El rey regresó hacia la torre mientras me decía:
—En el caos, la prioridad de los soldados consiste en protegerse a sí mismos. Y no me estoy justificando…, ni se me ocurriría. Sin embargo, saben por experiencia que los encuentros con los descarriados pueden ser letales. —Dejó escapar un profundo suspiro y se acomodó el cuello de la camisa—. Genevieve, supongo que no lo entiendes, pero te he buscado porque eres mi familia. Quiero conocerte. Quiero que esta ciudad te reconozca como hija mía.
«Familia…». Repetí mentalmente la palabra varias veces. ¿Acaso ese concepto no representaba lo que yo siempre había deseado? Por la noche, Pip y yo permanecíamos despiertas, hablando de la dicha que supondría ser hermanas, crecer en el mundo anterior a la epidemia y vivir en una casa y en una calle normales. Pip se acordaba de su hermano, dos años mayor que ella, que la había llevado a la espalda entre los árboles. Algo así había deseado, ansiado y querido yo durante los últimos días en que estuve a solas con mi madre en aquella casa. Había soñado con tener a alguien a mi lado, alguien que se sentara conmigo a la entrada de la habitación de mamá, mientras escuchaba el suave frufrú de las sábanas, alguien que me ayudase a soportar el sonido de aquellas toses horribles y desgarradoras.

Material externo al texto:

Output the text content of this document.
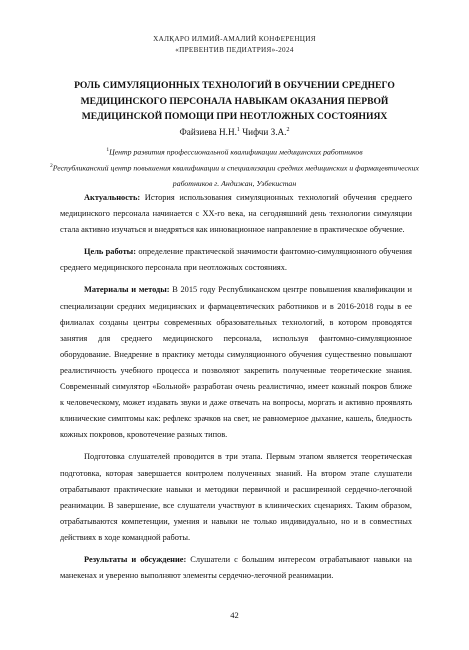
ХАЛҚАРО ИЛМИЙ-АМАЛИЙ КОНФЕРЕНЦИЯ
«ПРЕВЕНТИВ ПЕДИАТРИЯ»-2024
РОЛЬ СИМУЛЯЦИОННЫХ ТЕХНОЛОГИЙ В ОБУЧЕНИИ СРЕДНЕГО МЕДИЦИНСКОГО ПЕРСОНАЛА НАВЫКАМ ОКАЗАНИЯ ПЕРВОЙ МЕДИЦИНСКОЙ ПОМОЩИ ПРИ НЕОТЛОЖНЫХ СОСТОЯНИЯХ
Файзиева Н.Н.$^1$ Чифчи З.А.$^2$
$^1$Центр развития профессиональной квалификации медицинских работников
$^2$Республиканский центр повышения квалификации и специализации средних медицинских и фармацевтических работников г. Андижан, Узбекистан

Актуальность: История использования симуляционных технологий обучения среднего медицинского персонала начинается с XX-го века, на сегодняшний день технологии симуляции стала активно изучаться и внедряться как инновационное направление в практическое обучение.

Цель работы: определение практической значимости фантомно-симуляционного обучения среднего медицинского персонала при неотложных состояниях.

Материалы и методы: В 2015 году Республиканском центре повышения квалификации и специализации средних медицинских и фармацевтических работников и в 2016-2018 годы в ее филиалах созданы центры современных образовательных технологий, в котором проводятся занятия для среднего медицинского персонала, используя фантомно-симуляционное оборудование. Внедрение в практику методы симуляционного обучения существенно повышают реалистичность учебного процесса и позволяют закрепить полученные теоретические знания. Современный симулятор «Больной» разработан очень реалистично, имеет кожный покров ближе к человеческому, может издавать звуки и даже отвечать на вопросы, моргать и активно проявлять клинические симптомы как: рефлекс зрачков на свет, не равномерное дыхание, кашель, бледность кожных покровов, кровотечение разных типов.

Подготовка слушателей проводится в три этапа. Первым этапом является теоретическая подготовка, которая завершается контролем полученных знаний. На втором этапе слушатели отрабатывают практические навыки и методики первичной и расширенной сердечно-легочной реанимации. В завершение, все слушатели участвуют в клинических сценариях. Таким образом, отрабатываются компетенции, умения и навыки не только индивидуально, но и в совместных действиях в ходе командной работы.

Результаты и обсуждение: Слушатели с большим интересом отрабатывают навыки на манекенах и уверенно выполняют элементы сердечно-легочной реанимации.

42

Y ahora que tenía familia ya no la quería…, mejor dicho, no quería esa familia. No quería estar emparentada con el rey.
—No sé si podré asimilarlo —admití.
Me puso la mano en el hombro. Estaba tan cerca que detecté la delgada capa de arena que le cubría el traje.
—Hemos organizado un desfile para mañana —explicó al fin—. Ha llegado el momento de que la gente sepa que estás aquí y de que ocupes tu sitio como princesa de la Nueva América. ¿Querrás asistir?
—Me parece que no tengo elección —respondí. Él guardó silencio. Me entristecí sobremanera al pensar que Arden ocupaba una habitación helada, mientras que yo me hallaba allí, en lo más alto de la ciudad, como hija de un rey que proyectaba un desfile—. Tienes que dejar en libertad a mis amigas —exigí—. Arden, Pip y Ruby siguen estando en el colegio. Tienes que suspender la búsqueda de Caleb. Fui yo la que…
—No volveremos a hablar de ese tema —me interrumpió en voz baja y, regresando hacia el edificio donde un soldado, mediante uno de los tubos metálicos, observaba algo que había un poco más lejos de allí, añadió—: Han muerto dos soldados, así que alguien tiene que hacerse cargo de lo ocurrido. —Y achicó los ojos como si quisiera decirme: «Pero no serás tú».
—Dime al menos que liberarás a mis amigas. Prométemelo.
Paulatinamente, su expresión se dulcificó y me abrazó. Nos quedamos un rato allí arriba, contemplando la ciudad que se extendía a nuestros pies. Pero no me aparté. Preferí que creyera que me compenetraba con él y que estábamos unidos.
—Comprendo perfectamente de dónde vienes. Disfrutemos del desfile de mañana y concedámonos un poco de tiempo. Te prometo que lo pensaré.